Erbgut als Schlüssel zur personalisierten Medizin
Als einziges deutsches Sequenzierzentrum ist das Tübinger Institut für Medizinische Genetik und Angewandte Genomik am Projekt „Genome of Europe“ beteiligt. Ziel des aus 49 Partnern aus 27 europäischen Ländern bestehenden Projektes ist es, zum Aufbau der größten Genomdatenbank in Europa beizutragen. Auf Basis dessen soll insbesondere die personalisierte Medizin profitieren, für deren Anwendung die genetischen Informationen des menschlichen Erbgutes ausschlaggebend sind. Das Projekt, das mit rund 45 Millionen Euro zu gleichen Teilen von der EU und den beteiligten europäischen Staaten gefördert wird, soll innerhalb der nächsten 42 Monate eine einzigartige gesamteuropäische Referenzdatenbank aufbauen.

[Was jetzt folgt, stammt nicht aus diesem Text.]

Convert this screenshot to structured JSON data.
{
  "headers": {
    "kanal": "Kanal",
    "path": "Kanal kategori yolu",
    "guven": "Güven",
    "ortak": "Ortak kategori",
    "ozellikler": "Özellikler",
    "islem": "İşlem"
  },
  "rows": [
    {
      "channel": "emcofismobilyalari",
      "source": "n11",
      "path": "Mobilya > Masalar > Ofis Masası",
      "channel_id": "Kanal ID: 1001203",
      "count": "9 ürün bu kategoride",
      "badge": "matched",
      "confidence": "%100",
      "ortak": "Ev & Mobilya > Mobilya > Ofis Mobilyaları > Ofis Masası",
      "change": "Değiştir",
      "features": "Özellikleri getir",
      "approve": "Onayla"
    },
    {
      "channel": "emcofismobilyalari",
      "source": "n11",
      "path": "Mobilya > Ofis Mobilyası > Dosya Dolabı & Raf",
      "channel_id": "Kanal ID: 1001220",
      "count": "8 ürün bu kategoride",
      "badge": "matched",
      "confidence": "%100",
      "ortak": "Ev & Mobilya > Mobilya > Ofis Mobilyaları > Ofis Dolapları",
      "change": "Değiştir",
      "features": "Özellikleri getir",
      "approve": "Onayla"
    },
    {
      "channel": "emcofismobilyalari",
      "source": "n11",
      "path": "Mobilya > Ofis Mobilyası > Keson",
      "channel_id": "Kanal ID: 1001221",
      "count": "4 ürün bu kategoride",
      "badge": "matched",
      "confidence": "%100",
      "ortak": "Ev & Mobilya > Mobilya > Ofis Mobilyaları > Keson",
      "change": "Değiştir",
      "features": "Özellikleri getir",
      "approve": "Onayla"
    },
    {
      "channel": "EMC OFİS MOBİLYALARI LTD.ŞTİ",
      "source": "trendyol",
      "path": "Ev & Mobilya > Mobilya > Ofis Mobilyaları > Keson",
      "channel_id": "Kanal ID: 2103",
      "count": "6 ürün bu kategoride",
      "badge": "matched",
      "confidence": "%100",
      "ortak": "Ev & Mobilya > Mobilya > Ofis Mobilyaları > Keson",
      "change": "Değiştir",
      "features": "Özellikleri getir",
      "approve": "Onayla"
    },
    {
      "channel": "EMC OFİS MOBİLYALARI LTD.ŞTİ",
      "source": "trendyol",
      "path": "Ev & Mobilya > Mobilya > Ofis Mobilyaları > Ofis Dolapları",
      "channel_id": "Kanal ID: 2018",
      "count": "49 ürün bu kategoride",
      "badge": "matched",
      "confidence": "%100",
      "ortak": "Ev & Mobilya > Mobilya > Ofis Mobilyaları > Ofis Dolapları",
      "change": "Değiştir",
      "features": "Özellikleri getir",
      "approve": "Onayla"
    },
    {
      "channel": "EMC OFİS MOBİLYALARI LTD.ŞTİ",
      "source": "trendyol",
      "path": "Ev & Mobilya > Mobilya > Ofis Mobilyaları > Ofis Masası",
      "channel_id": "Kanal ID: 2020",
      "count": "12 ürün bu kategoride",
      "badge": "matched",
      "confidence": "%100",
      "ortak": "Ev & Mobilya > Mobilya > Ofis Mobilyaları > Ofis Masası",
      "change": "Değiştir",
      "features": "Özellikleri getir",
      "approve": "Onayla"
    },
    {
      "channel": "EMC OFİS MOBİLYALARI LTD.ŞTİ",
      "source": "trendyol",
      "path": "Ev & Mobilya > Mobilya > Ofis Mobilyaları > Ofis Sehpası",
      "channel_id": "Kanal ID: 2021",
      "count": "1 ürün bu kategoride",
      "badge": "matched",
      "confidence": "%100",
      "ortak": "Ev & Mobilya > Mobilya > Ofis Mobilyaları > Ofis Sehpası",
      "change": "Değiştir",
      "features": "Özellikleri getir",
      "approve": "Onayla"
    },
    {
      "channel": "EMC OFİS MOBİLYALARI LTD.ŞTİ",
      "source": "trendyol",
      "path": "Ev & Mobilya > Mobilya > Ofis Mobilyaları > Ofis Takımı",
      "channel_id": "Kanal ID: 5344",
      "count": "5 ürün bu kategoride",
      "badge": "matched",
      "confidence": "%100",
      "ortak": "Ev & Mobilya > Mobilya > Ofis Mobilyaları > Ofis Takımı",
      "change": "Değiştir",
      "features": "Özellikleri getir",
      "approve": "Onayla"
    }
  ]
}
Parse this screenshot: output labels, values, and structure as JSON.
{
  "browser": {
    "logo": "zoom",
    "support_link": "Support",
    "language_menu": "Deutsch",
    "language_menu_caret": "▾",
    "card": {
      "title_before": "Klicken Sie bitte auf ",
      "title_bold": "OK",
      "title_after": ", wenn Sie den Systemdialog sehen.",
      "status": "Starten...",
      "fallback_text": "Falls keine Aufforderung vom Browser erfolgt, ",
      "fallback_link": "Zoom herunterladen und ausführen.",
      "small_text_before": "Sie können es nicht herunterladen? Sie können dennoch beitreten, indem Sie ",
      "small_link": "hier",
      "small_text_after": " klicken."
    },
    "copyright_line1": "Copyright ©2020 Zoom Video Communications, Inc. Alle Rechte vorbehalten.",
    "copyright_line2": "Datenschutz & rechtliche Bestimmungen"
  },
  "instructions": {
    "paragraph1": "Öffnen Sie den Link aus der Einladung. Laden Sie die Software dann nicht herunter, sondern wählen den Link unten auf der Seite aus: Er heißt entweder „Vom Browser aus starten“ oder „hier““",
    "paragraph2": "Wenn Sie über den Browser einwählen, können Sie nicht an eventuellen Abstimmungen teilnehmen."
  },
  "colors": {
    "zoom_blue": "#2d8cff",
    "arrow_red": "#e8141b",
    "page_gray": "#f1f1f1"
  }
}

Die personalisierte Medizin ist zunehmend ein globaler Schwerpunkt in der Gesundheitsversorgung. Durch gezielte Prävention, systematische Diagnostik und den Einsatz maßgeschneiderter Therapien und Wirkstoffe soll die Wirksamkeit und Qualität der Behandlung deutlich verbessert werden. Obwohl 99 Prozent unserer menschlichen Erbinformationen gleich sind, unterscheiden sich zwei Menschen allein auf genetischer Ebene durch zirka sechs Millionen Nukleotide, also den Bausteinen unserer DNA. Dieses eine Prozent macht den Unterschied aus und entscheidet, wie wir aussehen und welche Krankheiten wir zum Beispiel erblich bedingt bekommen. Wenn jetzt noch weitere äußere Einflussfaktoren wie Ernährung oder Umwelteinflüsse hinzukommen, ist es nicht weiter verwunderlich, dass selbst bei gleicher Krankheit nicht für jeden Patienten beziehungsweise Patientin die gleiche Therapie wirksam sein kann. Das Ziel der personalisierten Medizin ist es daher, für jeden Menschen die passende Therapie zum bestmöglichen Zeitpunkt mit der optimalen Dosierung zu finden. Die genetische Information der DNA oder des Genoms eines Menschen bildet dabei den Grundstein für die personalisierte Medizin.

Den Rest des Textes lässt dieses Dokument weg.